Attention sinks are predominantly observed at the start of sequences, where a token like the Beginning of Sequence (BoS) typically resides. The primary contribution of this paper is to demonstrate that attention sinks help mitigate the negative effects of over-mixing, particularly in deep networks with extensive context lengths. Theoretically, attention sinks slow information mixing, maintaining discrete token representations and avoiding the collapse into uninformative states.

Matrix norms examined in the study show evidence that excessive mixing, if left unchecked, leads to rank and representational collapse, where token vectors converge towards a low-rank space. By concentrating attention on the first token, Transformers can strategically limit the spread of perturbation across the network, effectively acting as an "approximate no-op" for certain computational paths.

Empirical Validation in LLMs

The empirical analysis utilizes the Gemma 7B model to evaluate how attention sinks affect sensitivity to input changes. When the BoS token is present, perturbations in token representations propagate minimally, confirming the theoretical insights.

Figure 2: Effects of token perturbations with and without BoS in Gemma 7B.

Attention maps from Gemma 7B reveal smoother distributions and reduced variability when BoS is excluded, evidencing the sink's role in stabilizing the Transformer’s representations.

Figure 3: Attention patterns show smoothing effects with and without BoS.

Influence of Model Size and Context Length

Attention sinks are found to be more pronounced in models trained on longer contexts or larger architectures, such as those in the LLaMa 3.1 family. In larger models, with increased depth and head count, the propensity for attention sinks is enhanced, aligning with the hypothesis that they combat over-mixing through concentrated attention.

Figure 4: Sink metric percentage across LLaMa 3.1 models, with stronger sinks in larger models.

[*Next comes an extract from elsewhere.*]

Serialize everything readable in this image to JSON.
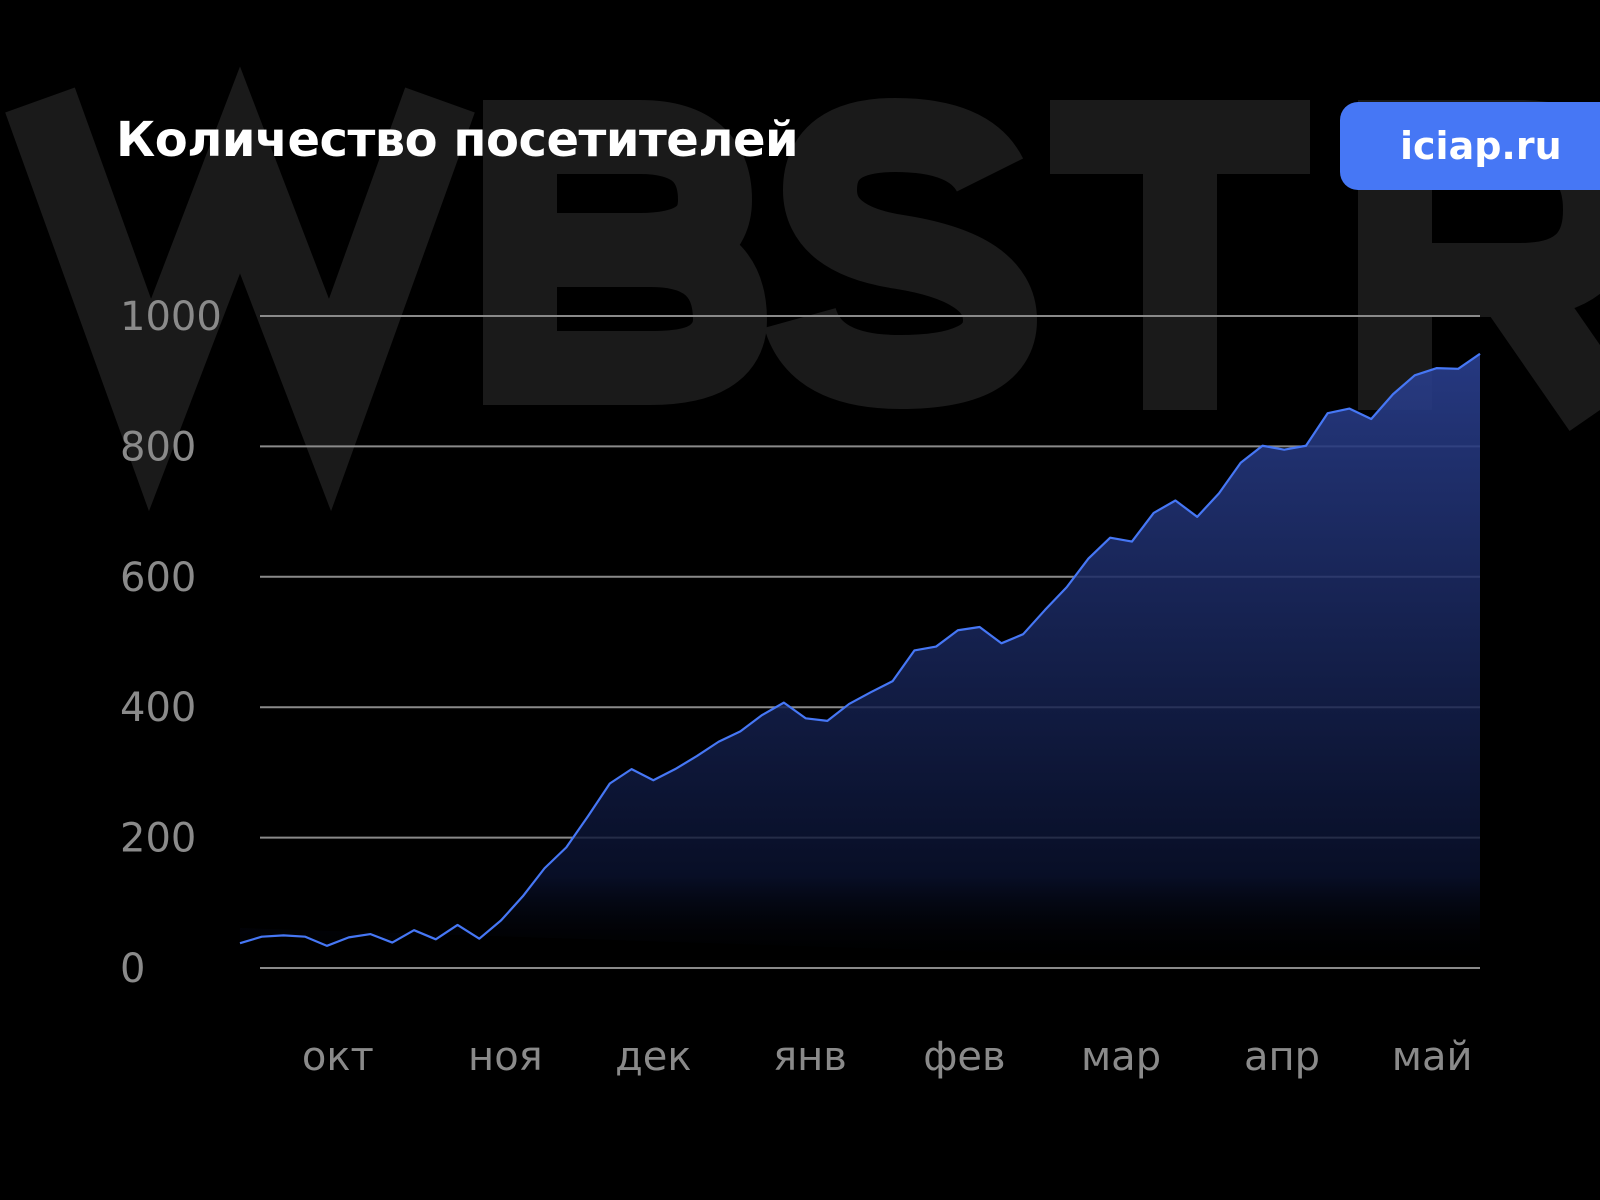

Data Packing and Attention Sinks

The paper further investigates different data packing strategies to ascertain the role of the BoS token in forming attention sinks. Findings indicate that if the BoS is fixed during pre-training, its removal leads to significant performance drops, underscoring its role in controlling over-mixing (Table: Impact of data packing and attention masking).

Conclusion

This work provides a comprehensive exploration of attention sinks in LLMs, offering both theoretical insights and empirical evidence for their role in preventing over-mixing. Attention sinks emerge naturally as an essential mechanism for managing information propagation in Transformers, ensuring robust performance, particularly in long-context scenarios. Future research may explore optimizing these mechanisms to exploit their benefits fully in large-scale models.